Des enfants connectés...
"(...)Il faut assurer aux enfants les moyens physiques dont le corps a besoin et leur offrir la possibilité de vivre au maximum au grand air : c'est un axiome pour une éducation qui se soucie de la valeur de la personnalité de l'enfant.
À notre époque [1926] et dans notre société civilisée, les enfants vivent très éloignés de la nature, et rares sont pour eux les possibilités d'entrer en rapport intime avec elle et d'y puiser des expériences directes. Pendant longtemps, l'influence de la nature sur l'éducation de l'enfant n'a été considérée que comme un facteur moral. Ce que l'on recherchait, c'était le développement de sentiments suscités par les fleurs, les plantes, les animaux, les paysages, les vents, la lumière...
Plus tard on a essayé de lier l'activité de l'enfant à la nature en l'initiant à la culture de "petits champs éducatifs". Pourtant, la conception de "vivre" dans la nature, et pas seulement la connaître, est l'acquisition la plus récente de l'éducation. Le plus important, c'est de libérer les liens qui l'isolent dans la vie artificielle des villes.

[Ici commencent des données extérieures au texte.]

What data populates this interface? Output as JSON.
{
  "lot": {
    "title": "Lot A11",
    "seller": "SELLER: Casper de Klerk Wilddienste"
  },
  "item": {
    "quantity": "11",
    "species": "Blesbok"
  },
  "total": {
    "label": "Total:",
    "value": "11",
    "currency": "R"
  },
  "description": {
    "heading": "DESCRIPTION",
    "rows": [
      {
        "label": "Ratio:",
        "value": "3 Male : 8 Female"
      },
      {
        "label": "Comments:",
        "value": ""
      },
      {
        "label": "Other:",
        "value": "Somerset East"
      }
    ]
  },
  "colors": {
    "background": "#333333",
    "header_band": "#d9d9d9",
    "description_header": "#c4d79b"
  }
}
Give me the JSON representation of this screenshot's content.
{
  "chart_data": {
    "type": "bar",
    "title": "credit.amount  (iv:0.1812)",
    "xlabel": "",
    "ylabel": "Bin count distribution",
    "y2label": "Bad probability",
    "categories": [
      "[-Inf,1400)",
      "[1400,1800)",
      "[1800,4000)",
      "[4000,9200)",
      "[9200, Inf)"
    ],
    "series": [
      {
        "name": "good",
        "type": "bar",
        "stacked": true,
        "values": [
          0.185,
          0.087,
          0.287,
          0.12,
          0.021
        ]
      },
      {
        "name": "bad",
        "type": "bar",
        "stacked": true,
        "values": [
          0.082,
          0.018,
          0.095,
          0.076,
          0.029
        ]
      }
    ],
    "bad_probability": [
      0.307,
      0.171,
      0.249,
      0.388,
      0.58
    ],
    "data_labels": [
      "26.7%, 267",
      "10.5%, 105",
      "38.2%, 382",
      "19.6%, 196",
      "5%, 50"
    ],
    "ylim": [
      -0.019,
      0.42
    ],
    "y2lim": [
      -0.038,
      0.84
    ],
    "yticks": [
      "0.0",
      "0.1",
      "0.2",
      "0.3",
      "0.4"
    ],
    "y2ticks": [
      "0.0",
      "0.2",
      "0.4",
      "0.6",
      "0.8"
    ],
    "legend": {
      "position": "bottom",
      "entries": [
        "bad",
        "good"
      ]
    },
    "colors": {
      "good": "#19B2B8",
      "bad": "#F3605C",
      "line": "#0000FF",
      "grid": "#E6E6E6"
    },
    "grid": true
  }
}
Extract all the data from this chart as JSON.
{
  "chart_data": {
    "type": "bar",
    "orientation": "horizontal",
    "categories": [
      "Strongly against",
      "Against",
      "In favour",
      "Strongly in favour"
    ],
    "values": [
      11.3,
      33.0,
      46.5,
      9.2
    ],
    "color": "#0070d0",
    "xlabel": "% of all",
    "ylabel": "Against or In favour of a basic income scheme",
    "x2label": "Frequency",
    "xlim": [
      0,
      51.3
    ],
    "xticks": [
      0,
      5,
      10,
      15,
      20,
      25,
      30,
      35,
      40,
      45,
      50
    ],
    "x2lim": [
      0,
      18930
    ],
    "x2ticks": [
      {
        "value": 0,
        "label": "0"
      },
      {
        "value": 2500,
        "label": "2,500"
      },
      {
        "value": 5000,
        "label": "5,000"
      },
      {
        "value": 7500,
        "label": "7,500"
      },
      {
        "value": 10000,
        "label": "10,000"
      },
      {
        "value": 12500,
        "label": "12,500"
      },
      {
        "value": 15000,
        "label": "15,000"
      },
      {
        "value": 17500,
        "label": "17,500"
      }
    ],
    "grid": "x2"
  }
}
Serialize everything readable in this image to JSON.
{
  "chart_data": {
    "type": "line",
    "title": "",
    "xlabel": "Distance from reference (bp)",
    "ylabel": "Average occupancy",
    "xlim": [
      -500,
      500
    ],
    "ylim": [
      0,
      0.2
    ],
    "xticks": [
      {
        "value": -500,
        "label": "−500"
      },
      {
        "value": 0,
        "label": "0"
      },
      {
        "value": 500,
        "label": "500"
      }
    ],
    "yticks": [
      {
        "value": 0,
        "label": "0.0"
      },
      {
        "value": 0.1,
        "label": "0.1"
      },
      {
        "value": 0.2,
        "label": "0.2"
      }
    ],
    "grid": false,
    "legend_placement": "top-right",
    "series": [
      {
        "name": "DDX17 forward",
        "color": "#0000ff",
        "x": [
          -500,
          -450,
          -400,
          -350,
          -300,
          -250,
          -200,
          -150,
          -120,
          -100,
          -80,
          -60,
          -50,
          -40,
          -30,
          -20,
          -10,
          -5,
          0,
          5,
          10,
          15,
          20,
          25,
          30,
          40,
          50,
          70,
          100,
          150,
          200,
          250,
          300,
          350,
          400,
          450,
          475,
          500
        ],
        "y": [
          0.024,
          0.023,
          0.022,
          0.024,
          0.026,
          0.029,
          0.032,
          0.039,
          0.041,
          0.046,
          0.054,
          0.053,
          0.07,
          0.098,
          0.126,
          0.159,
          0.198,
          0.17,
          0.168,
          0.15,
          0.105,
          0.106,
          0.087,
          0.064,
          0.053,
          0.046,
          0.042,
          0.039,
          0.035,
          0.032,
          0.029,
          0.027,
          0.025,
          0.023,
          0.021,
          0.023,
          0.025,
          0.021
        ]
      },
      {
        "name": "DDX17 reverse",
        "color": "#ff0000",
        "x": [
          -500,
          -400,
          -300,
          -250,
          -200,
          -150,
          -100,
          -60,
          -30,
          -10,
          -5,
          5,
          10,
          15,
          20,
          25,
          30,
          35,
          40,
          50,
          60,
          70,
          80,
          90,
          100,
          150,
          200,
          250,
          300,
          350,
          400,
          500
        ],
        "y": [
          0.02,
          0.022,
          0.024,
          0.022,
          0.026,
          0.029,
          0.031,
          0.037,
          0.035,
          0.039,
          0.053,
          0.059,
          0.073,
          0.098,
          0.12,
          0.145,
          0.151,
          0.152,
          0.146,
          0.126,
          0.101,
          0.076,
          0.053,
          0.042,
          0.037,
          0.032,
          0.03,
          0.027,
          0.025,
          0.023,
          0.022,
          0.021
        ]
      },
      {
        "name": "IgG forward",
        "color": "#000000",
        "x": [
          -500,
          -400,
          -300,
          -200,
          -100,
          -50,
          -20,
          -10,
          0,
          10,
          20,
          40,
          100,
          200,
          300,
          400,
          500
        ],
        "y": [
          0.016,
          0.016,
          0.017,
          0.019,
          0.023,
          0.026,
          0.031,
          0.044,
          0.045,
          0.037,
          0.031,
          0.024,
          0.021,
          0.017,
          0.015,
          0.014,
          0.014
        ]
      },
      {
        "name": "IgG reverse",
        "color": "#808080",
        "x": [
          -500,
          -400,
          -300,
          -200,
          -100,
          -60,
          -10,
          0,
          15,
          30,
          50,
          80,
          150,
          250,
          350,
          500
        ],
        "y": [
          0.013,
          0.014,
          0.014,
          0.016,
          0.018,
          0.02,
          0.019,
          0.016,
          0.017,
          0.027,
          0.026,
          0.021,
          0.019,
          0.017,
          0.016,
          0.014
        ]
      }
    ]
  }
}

(...)Lâchez les enfants; qu'ils courent dehors quand il pleut, qu'ils enlèvent leurs souliers quand ils trouvent un peu d'eau et, quand l'herbe des prés est humide de rosée, laissez leurs pieds nus la fouler; qu'ils se reposent paisiblement quand un arbre les invite à dormir à leur ombre; ils crient et rient quand le soleil les éveille le matin, comme il éveille toute créature vivante. Mais nous nous demandons anxieux, comment faire dormir l'enfant après l'aurore, et comment lui enseigner à ne pas enlever ses souliers et à ne pas courir dans les prés. C'est quand il est diminué par nous, irrité dans sa prison, qu'il tue les insectes, les petits animaux inoffensifs, et cela semble "naturel". Nous ne nous apercevons pas que cette petite âme est déjà devenue étrangère à la nature. Tout ce que nous souhaitons pour lui, c'est qu'il s'adapte à la prison sans que cela l'ennuie.